Autre problème, le coût du projet oblige la ville à faire appel à un concessionnaire mais aucune société ne se déclare intéressée par l’offre. La presse locale relaie des informations hostiles, critiquant le coût et le caractère démesuré de l’opération. Le maire craint alors que l’opinion publique ne se retourne contre lui.
Ces éléments vont amener Edouard Rey à questionner la pertinence du projet Bergès-Carron.
Maire autoritaire, Edouard Rey supporte mal la contradiction de ses pairs. De ce fait, il choisit de s’appuyer sur les services de la municipalité plutôt que sur Bergès afin d’obtenir une contre-expertise du projet. Il sait que les employés municipaux n’oseront pas le contredire et qu’il bénéficiera d’une administration docile. En ce sens, le 1er février 1882, il détache le service des eaux et de la voirie du service de l’architecture. Il place Joseph Thiervoz, responsable de l’ancien service, à sa tête et lui demande d’étudier un projet alternatif concernant l’alimentation en eau de la ville. Thiervoz met au point un projet ambitieux qui vise à répondre en priorité aux besoins des habitants et de la ville. Il propose le captage des sources de Rochefort sur les communes de Varces, d’Allières-et-Risset13, situées à une douzaine de kilomètres de Grenoble. Son choix est influencé par des avancées récentes en hydrologie qui laissent supposer une très grande qualité de l’eau dans la plaine de Reymure. En s’inspirant de l’exemple d’autres grandes villes (Paris, Orléans, Brest etc.), il propose pour la première fois un projet de service payant, c’est-à-dire susceptible de profits pour la cité alpine. Il rompt ainsi avec la représentation d’une eau coûteuse pour les finances locales.

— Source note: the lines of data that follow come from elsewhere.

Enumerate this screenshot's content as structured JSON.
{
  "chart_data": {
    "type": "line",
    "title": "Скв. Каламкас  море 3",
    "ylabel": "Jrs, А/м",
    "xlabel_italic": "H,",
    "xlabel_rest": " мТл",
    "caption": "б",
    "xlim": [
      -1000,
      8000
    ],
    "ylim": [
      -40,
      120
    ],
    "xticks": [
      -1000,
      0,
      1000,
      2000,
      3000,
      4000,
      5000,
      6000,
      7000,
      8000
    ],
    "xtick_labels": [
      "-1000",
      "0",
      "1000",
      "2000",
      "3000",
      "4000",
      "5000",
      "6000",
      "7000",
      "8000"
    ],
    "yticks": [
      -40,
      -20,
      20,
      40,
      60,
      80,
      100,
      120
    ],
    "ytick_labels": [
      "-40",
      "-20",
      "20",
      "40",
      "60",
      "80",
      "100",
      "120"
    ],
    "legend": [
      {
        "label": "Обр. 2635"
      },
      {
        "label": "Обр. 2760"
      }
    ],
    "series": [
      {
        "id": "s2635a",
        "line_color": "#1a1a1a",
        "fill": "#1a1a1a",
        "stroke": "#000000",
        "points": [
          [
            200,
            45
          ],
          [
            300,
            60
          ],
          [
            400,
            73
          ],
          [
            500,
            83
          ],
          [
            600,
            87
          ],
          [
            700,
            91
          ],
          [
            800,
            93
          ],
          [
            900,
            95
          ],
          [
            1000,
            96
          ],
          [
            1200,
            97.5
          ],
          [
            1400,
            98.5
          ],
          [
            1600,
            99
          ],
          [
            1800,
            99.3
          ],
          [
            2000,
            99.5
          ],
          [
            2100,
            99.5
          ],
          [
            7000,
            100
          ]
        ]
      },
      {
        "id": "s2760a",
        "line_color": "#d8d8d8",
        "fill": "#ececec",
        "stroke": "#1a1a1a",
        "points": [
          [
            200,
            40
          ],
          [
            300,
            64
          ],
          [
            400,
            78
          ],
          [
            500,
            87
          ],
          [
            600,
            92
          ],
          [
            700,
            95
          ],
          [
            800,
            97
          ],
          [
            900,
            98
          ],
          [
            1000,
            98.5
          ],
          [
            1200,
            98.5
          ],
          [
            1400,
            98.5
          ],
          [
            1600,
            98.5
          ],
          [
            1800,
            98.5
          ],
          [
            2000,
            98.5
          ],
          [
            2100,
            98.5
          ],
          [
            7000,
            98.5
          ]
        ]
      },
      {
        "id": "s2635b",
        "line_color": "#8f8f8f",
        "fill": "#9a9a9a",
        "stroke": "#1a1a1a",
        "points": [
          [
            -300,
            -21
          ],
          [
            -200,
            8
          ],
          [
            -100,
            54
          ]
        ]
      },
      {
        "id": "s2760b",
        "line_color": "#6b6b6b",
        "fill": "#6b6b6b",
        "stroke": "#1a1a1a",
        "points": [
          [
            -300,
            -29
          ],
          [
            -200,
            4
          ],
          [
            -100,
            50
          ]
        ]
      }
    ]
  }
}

Thiervoz défend son projet dans la presse locale en usant d’un pseudonyme. Cette stratégie lui permet de critiquer ouvertement le projet Bergès en insistant sur son coût dix fois plus élevé que le sien et sa faible perspective de rentabilité. Le 15 mai 1882, Edouard Rey exprime ses doutes sur le projet Bergès en Conseil municipal : « le projet de la Rive est séduisant et résoudrait pour longtemps le problème des eaux de Grenoble mais il est beaucoup trop cher et au-dessus des moyens financiers de la ville. […] Dans ces conditions, il est donc sage d’ajourner ce beau projet et de rechercher près de Grenoble une quantité d’eau propre à satisfaire les besoins actuels et futurs » (AMG, 1882).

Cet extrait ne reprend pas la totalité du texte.